Pour aller plus loin dans vos lectures, le livre « La manufacture de vitrail et mosaïque d’Art, Mauméjean, Flambe ! Illumine ! Embrase ! » par Benoît Manauté, Edition publié en 2015 par les éditions Le Festin de 285 pages

Légendes :
1 La famille Mauméjean au tout début 1895 © collection famille Maumejean
2 Saint Michel don des Maumejean au musée Basque ©Gérald Franzetti
3 Bataille de Las Navas de Tolosa © collection famille Maumejean
4 Livre La manufacture de vitrail et mosaïque d’Art, Mauméjean, Flambe ! Illumine ! Embrase ! » par Benoît Manauté

livre sur les  Mauméjean.JPG
livre sur les Mauméjean.JPG ©
livre sur les  Mauméjean.JPG

Répondre à () :

AURNAGUE Jean -Christophe | 05/01/2021 19:48

Même aux alentours de Monaco ,nous pouvons admirer de merveilleuses verrières à l’église de Beausoleil de cette grande manufacture ,mais aussi l’atrium de l’opéra de Monte-Carlo la grande verrière de l’hermitage la verrière de la villa paloma dont on reconnaît bien cet élégant style . Mais lorsque j’habitais Bayonne c’est la belle étoile du vitrail de la villa Sirius qui éclairait le soir ma chambre d’étudiant ,signé la aussi Maumejan...une bonne étoile qui m’a porté chance !

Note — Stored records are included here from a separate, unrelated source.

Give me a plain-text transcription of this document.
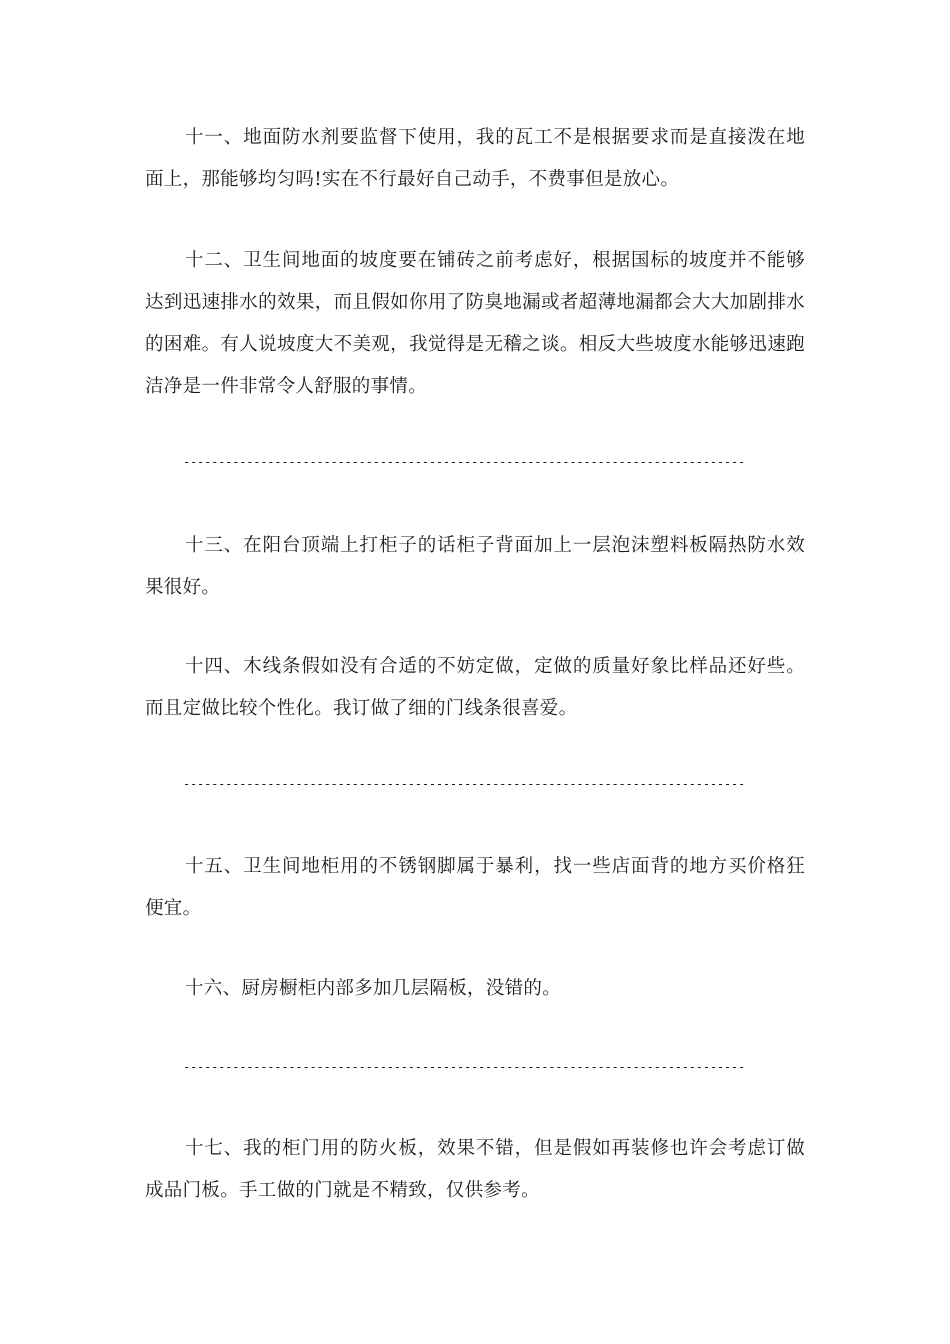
十一、地面防水剂要监督下使用，我的瓦工不是根据要求而是直接泼在地面上，那能够均匀吗!实在不行最好自己动手，不费事但是放心。

十二、卫生间地面的坡度要在铺砖之前考虑好，根据国标的坡度并不能够达到迅速排水的效果，而且假如你用了防臭地漏或者超薄地漏都会大大加剧排水的困难。有人说坡度大不美观，我觉得是无稽之谈。相反大些坡度水能够迅速跑洁净是一件非常令人舒服的事情。

--------------------------------------------------------------------------------

十三、在阳台顶端上打柜子的话柜子背面加上一层泡沫塑料板隔热防水效果很好。

十四、木线条假如没有合适的不妨定做，定做的质量好象比样品还好些。而且定做比较个性化。我订做了细的门线条很喜爱。

--------------------------------------------------------------------------------

十五、卫生间地柜用的不锈钢脚属于暴利，找一些店面背的地方买价格狂便宜。

十六、厨房橱柜内部多加几层隔板，没错的。

--------------------------------------------------------------------------------

十七、我的柜门用的防火板，效果不错，但是假如再装修也许会考虑订做成品门板。手工做的门就是不精致，仅供参考。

HELMBOLD HENRI | 13/09/2021 11:22

bonjour, pour ma part j'ai toujours été admiratif du travail réalisé par cet atelier, il y a de nombreuses verrières dans les églises de la MANCHE, cet atelier a été précurseur dans l'apport de différents types de verre intégrant du verre antique avec de la dalle de verre, la recherche iconographique et chromatique est très souvent remarquable. j'ai déjà restauré plusieurs verrières de cet atelier souvent causé par un problème de ferronnerie ( fer en té ) mais la qualité technique est là et la résille de plomb est très souvent encore en parfait état. J'espère pouvoir en restaurer d'autres dans les années à venir, l'historique de cet atelier est aussi très riche.